The German economy might be known as a top producer of good beer and ultimate driving machines, but in the past 20 years, Germany has also become a premier creator of green jobs and thriving midsize companies.
This summer, 20 Terry College students toured Munich and Berlin to learn about the distinct culture and business infrastructure guiding Germany to take the lead in sustainable industries while maintaining its global economic leadership position.
“We cast a wide net,” said Connor Kuck, a University of Georgia senior studying finance as well as entertainment and media studies, who started the summer with the Terry Study Away program and remained for an internship at a Berlin startup coordinated through the Terry College international programs office. “We were drinking from the fire hose. It was a chance to soak up as much as we possibly could about Germany, how they operate and their approach to business.”
The Terry College International Business Program organized the Maymester course. Marc Ragin, assistant professor of risk management and insurance, led the trip and taught the corresponding class.
With Germany being Europe’s insurance hub, Ragin visits the country frequently, and his goal was to help students experience the German business culture firsthand.
During the three-week program, students toured and interviewed leaders at international companies — such as Volkswagen and Allianz — and startups operating at the intersection of technology and green industry. While the companies were different, the culture of many was similar.
“The key points we saw repeated were the emphasis on sustainability and innovation,” Kuck said. “Even if the company was not part of the ‘green industry,’ we saw an emphasis on environmentally friendly solutions. That is a big aspect of their operations.”
Students were quick to connect innovation and a focus on sustainability to Mittelstand — a German focus on building its economy on a vibrant core of middle-size, privately-owned businesses, said senior marketing major Andrew Shirley.
“It is very important to their economy,” Shirley said. “Each company brought its environmental stewardship as an important point of pride.”
“The focus on sustainability is ingrained within the culture,” Kuck added. “There is not necessarily a cookie-cutter approach for each company, but they all definitely have it in mind throughout their daily operations.”
At international insurance company Allianz’s headquarters in Munich, students were wowed by the Silicon Valley-like campus, with cafeterias, gyms, and gardens. They were also impressed by the holistic approach to employee well-being and corporate stewardship, said Samantha Dilley, who is pursuing a bachelor’s degree in economics and ecology and plans to work in corporate sustainability.
“When we met with the team from Allianz, I think it was amazing because they had an entire wall showcasing their steps toward attaining sustainability,” Dilley said. “They were in a net zero facility, and they made gardens for people to walk around in, fresh food, vegetarian options, and a focus on wellness and health. Sustainability encompasses so much more than just the environment — sustainability is also about the welfare of the communities you’re serving and the governance you have in place to do that.”

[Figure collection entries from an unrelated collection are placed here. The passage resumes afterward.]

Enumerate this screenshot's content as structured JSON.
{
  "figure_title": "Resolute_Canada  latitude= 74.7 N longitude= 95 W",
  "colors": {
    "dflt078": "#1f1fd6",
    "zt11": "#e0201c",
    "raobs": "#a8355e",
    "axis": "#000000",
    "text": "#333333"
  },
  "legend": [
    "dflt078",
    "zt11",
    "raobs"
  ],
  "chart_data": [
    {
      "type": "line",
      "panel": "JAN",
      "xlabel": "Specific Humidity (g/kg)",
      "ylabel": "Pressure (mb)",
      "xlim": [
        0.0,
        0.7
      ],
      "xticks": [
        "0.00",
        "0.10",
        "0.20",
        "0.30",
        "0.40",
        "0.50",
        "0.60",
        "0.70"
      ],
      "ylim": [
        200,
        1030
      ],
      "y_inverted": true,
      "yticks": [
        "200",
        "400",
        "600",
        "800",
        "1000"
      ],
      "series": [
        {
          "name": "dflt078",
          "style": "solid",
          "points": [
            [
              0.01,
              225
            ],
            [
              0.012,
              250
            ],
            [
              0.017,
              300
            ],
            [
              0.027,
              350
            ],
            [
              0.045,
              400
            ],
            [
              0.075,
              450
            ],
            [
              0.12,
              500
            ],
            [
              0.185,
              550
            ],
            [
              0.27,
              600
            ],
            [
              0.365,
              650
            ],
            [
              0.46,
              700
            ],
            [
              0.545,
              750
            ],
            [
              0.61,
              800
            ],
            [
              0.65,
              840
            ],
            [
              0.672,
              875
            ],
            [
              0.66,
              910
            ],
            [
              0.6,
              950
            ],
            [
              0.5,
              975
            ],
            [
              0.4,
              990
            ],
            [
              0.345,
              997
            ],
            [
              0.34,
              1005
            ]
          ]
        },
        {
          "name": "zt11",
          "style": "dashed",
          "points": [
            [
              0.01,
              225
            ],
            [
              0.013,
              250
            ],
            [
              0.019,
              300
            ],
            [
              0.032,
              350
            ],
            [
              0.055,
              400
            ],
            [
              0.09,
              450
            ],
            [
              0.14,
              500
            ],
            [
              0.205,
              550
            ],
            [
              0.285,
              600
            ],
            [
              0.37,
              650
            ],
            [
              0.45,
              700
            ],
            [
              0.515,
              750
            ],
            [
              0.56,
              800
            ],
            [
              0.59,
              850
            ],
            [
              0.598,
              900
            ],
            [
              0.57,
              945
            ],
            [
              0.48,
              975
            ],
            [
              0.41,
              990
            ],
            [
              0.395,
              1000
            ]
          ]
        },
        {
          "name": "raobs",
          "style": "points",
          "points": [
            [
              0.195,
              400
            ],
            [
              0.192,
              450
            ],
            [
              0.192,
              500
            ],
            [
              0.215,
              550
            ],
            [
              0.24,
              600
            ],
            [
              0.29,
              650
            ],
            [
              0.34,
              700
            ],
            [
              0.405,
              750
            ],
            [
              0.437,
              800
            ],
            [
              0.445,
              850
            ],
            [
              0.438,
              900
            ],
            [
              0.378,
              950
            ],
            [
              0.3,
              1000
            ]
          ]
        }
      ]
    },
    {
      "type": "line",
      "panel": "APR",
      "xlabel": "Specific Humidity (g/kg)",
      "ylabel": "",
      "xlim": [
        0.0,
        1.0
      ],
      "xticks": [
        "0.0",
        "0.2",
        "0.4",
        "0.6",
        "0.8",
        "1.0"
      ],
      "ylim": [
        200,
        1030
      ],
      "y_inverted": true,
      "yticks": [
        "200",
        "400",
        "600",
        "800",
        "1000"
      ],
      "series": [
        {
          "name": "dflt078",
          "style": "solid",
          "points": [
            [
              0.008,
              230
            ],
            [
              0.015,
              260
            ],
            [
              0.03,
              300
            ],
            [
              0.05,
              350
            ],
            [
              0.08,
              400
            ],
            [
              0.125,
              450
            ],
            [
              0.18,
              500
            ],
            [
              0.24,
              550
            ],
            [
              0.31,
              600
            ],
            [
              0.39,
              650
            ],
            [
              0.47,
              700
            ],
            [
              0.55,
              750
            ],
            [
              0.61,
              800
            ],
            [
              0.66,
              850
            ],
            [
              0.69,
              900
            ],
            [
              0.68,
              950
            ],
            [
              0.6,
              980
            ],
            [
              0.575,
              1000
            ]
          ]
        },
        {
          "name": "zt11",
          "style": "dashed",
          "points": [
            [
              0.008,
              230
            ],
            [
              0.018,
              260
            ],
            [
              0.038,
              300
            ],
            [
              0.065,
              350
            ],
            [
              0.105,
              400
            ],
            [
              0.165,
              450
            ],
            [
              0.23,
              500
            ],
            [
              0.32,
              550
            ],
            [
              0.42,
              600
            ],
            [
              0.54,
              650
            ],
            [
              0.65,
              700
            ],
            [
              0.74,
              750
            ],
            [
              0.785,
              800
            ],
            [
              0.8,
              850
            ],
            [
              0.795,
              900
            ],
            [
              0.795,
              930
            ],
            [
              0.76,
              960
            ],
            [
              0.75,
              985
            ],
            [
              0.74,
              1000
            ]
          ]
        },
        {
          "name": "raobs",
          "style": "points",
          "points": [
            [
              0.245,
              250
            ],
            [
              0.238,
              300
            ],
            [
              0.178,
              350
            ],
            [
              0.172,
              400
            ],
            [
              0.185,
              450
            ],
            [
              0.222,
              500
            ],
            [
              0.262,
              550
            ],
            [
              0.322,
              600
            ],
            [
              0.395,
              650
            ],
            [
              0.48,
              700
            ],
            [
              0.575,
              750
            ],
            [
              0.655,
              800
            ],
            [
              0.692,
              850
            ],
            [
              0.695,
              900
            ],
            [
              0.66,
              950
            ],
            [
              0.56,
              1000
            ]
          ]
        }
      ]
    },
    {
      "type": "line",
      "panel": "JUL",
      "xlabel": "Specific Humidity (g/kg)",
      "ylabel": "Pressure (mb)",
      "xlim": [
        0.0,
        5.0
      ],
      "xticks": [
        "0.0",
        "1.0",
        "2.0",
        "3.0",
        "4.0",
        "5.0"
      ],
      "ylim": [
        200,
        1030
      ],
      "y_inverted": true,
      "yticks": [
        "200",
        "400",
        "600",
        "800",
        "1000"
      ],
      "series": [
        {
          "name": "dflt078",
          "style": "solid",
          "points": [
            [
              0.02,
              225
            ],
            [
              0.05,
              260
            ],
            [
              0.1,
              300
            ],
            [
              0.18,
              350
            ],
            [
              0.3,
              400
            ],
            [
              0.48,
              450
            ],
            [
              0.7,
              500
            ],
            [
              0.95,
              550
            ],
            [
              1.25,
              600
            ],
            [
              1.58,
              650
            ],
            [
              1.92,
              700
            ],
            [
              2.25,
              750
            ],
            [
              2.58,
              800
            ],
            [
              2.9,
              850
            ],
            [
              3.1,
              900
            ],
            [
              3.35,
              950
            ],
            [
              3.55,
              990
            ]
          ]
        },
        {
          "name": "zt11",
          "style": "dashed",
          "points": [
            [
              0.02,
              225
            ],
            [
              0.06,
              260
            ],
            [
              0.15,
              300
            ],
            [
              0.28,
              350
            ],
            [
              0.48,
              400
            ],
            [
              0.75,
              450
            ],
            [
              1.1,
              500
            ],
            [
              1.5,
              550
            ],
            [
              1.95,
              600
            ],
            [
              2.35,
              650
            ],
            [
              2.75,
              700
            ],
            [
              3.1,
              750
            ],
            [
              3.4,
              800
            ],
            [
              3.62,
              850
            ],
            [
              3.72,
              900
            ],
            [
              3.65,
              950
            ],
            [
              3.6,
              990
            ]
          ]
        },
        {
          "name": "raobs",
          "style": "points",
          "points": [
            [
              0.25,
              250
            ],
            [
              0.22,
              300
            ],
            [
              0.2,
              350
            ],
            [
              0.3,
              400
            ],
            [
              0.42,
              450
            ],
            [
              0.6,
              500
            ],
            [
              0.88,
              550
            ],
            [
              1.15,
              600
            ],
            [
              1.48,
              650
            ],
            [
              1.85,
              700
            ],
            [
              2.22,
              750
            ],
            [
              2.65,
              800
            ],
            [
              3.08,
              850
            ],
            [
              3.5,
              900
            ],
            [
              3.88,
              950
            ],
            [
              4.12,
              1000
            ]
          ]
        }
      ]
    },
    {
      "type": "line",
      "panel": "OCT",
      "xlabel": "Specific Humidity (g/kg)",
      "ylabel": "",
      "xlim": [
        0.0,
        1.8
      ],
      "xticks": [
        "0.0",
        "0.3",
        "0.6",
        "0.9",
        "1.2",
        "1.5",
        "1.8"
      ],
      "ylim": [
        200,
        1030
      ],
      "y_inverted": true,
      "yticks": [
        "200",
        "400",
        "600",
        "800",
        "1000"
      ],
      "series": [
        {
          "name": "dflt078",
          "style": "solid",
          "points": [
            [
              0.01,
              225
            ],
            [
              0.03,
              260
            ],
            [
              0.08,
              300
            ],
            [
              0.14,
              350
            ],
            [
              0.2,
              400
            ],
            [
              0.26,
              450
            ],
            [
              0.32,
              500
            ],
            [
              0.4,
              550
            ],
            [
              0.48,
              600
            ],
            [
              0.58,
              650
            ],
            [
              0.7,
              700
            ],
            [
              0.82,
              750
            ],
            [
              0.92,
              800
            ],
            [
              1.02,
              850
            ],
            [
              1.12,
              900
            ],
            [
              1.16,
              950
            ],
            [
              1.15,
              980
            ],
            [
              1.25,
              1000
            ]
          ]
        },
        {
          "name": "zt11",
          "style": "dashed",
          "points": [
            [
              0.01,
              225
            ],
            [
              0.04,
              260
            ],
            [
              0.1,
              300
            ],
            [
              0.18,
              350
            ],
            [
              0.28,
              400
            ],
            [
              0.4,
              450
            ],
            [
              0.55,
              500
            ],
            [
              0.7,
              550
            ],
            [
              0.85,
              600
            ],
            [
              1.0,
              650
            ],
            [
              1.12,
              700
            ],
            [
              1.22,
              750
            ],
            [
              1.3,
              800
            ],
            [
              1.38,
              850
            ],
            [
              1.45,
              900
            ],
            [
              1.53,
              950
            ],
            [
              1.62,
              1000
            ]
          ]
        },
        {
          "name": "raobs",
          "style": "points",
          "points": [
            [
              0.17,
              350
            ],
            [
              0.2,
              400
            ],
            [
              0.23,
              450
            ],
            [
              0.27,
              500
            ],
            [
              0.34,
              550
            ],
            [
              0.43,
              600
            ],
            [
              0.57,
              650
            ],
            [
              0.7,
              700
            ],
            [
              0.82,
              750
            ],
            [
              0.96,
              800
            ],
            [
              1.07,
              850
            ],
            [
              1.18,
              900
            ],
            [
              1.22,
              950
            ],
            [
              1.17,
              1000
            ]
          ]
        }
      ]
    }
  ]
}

Seeing how small habits — such as meticulous recycling and future-focused planning — affected the economy may be one of his biggest takeaways, Kuck said.
When he returns to Athens this fall, he will jump back into his UGA Institute of Leadership Advancement service project to develop a plan for electric vehicle charging infrastructure in Georgia. Seeing the power of habits in action gave him new hope for that project.
He plans to combine what he learned at his internship — working for an electrified railway safety startup — with everything he gleaned from tours of businesses and watching his German colleagues go about their daily lives to elevate his team’s plans for EV charging networks.
“If we start by changing those little habits in our daily life, we have the potential to foster substantial change in the world,” Kuck said.